Я кивнула. Я была полностью согласна с Полиной. Я уже думала об этом. Подобное изобретение нужно человечеству и не нужно торговцам наркотиками, производителям сигарет, дешевой алкогольной продукции. Хорошие вина, коньяки и виски, конечно, останутся, но количество покупателей дешевой водки резко сократится! И количество покупателей сигарет. Про наркотики вообще молчу.
Главный удар, конечно, будет нанесен по наркоторговцам. А они не хотят лишаться сверхприбылей и вообще каких-либо прибылей. Они должны постараться найти и убить разработчика – пока разработка не запущена в производство. И должны уничтожить все материалы.
Мне стало понятно, почему наш отец скрывается в клинике доктора Авакяна.
Полина сказала, что к завтрашнему дню выяснит, как лучше всего ехать к клинике, и заедет за нами обеими. Поедем на ее машине.
Нас с Шурой это устраивало. Мы расстались до завтра.
Глава 21
Но мне пришлось самой ехать к дому Шуры. Позвонила Полина и почти истеричным голосом прокричала в трубку:
– Приезжай немедленно. Шура спятила!
Когда я подъехала к дому Шуры, то увидела собравшуюся толпу зевак, причем народ все прибывал и прибывал, видимо, вызванный друзьями и родственниками. Кое-кто был с биноклями и подзорными трубами. Уже подъехало телевидение и пишущие журналисты. Как я поняла по разговорам, ждали МЧС. Машина «Скорой» стояла в сторонке. Внутри сидел один водитель. Возможно, врачи находились в здании. Я также заметила две милицейские машины, но милиция никаких действий не предпринимала – ни в отношении Шуры, ни в отношении граждан. Кто-то из милиционеров курил, кто-то разговаривал по мобильному телефону, все то и дело бросали взгляды на мою сестру, устроившую бесплатное представление.

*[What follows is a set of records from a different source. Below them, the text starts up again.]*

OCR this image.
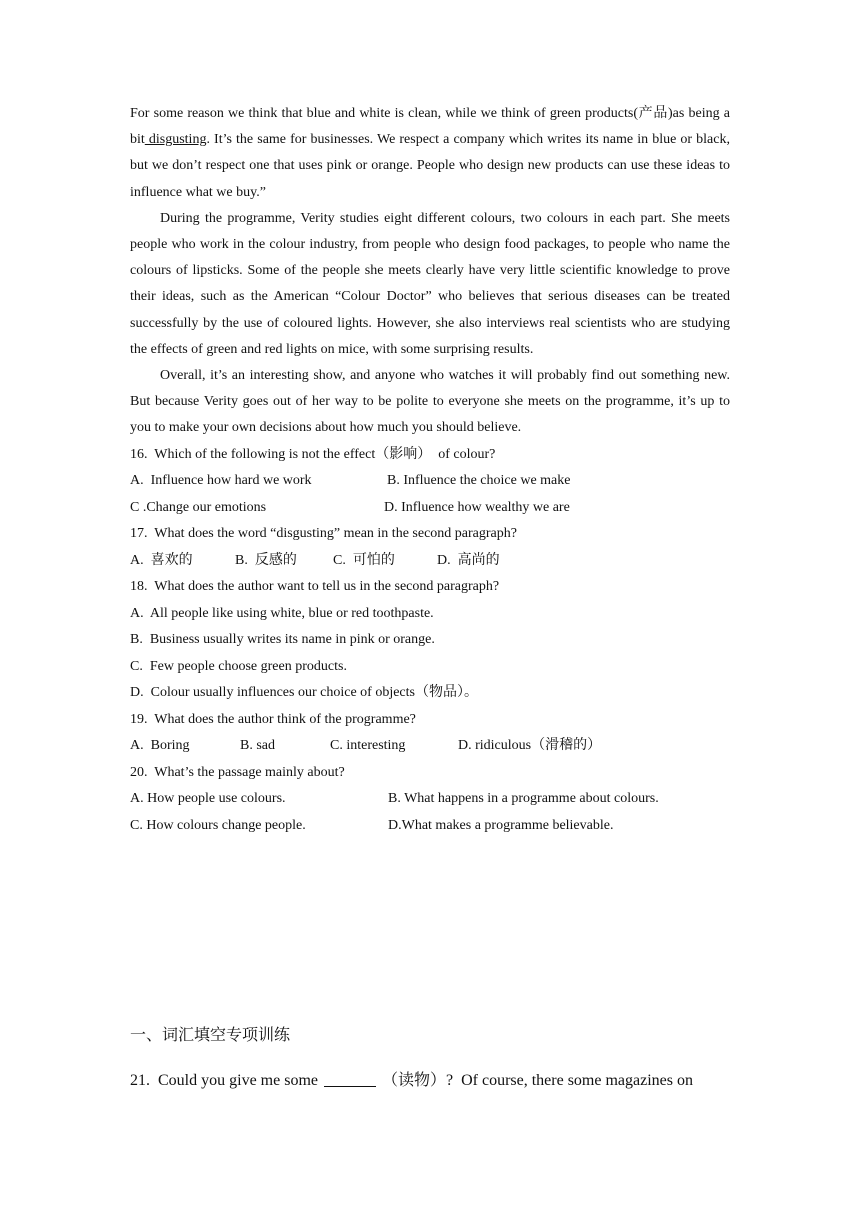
For some reason we think that blue and white is clean, while we think of green products(产品)as being a bit disgusting. It’s the same for businesses. We respect a company which writes its name in blue or black, but we don’t respect one that uses pink or orange. People who design new products can use these ideas to influence what we buy.”

During the programme, Verity studies eight different colours, two colours in each part. She meets people who work in the colour industry, from people who design food packages, to people who name the colours of lipsticks. Some of the people she meets clearly have very little scientific knowledge to prove their ideas, such as the American “Colour Doctor” who believes that serious diseases can be treated successfully by the use of coloured lights. However, she also interviews real scientists who are studying the effects of green and red lights on mice, with some surprising results.

Overall, it’s an interesting show, and anyone who watches it will probably find out something new. But because Verity goes out of her way to be polite to everyone she meets on the programme, it’s up to you to make your own decisions about how much you should believe.

16.  Which of the following is not the effect（影响）  of colour?

A.  Influence how hard we work

	B. Influence the choice we make

C .Change our emotions

	D. Influence how wealthy we are

17.  What does the word “disgusting” mean in the second paragraph?

A.  喜欢的

	B.  反感的

	C.  可怕的

	D.  高尚的

18.  What does the author want to tell us in the second paragraph?
A.  All people like using white, blue or red toothpaste.
B.  Business usually writes its name in pink or orange.
C.  Few people choose green products.
D.  Colour usually influences our choice of objects（物品）。
19.  What does the author think of the programme?

A.  Boring

	B. sad

	C. interesting

	D. ridiculous（滑稽的）

20.  What’s the passage mainly about?

A. How people use colours.

	B. What happens in a programme about colours.

C. How colours change people.

	D.What makes a programme believable.

一、词汇填空专项训练
21.  Could you give me some	（读物）?  Of course, there some magazines on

Абсолютно голая Шура плясала на крыше и что-то орала. Она странно размахивала руками над головой, потом кружилась вокруг своей оси, затем пускалась вприсядку, падала носом, вставала, опять махала руками.
Я поставила машину метрах в трехстах от подъезда – ближе было не втиснуть, позвонила на мобильный Полине, продолжая наблюдать за пляской Шуры на крыше.
– Я в ее квартире, звони в домофон, я открою. И здесь тебя пропустят.
Но мне еще предстояло прорваться сквозь журналистов, которые меня узнали и набросились, как коршуны.
– Ничего не знаю, – повторяла я. – Меня вызвали на место.
Наконец за мной закрылась дверь подъезда. В квартире Шуры, где я была вчера, находились Полина, Леонид, бабка Светлана Семеновна, которая не могла пропустить такой захватывающий «спектакль», а также два медика, мужчина и женщина средних лет.
Мужчина как раз советовал Леониду и Полине вызвать частного переговорщика. У нас в городе есть несколько высококлассных специалистов, убеждающих граждан и гражданок (богатых дур и дураков) отказаться от самоубийства. Эти услуги стоят дорого, но они того стоят.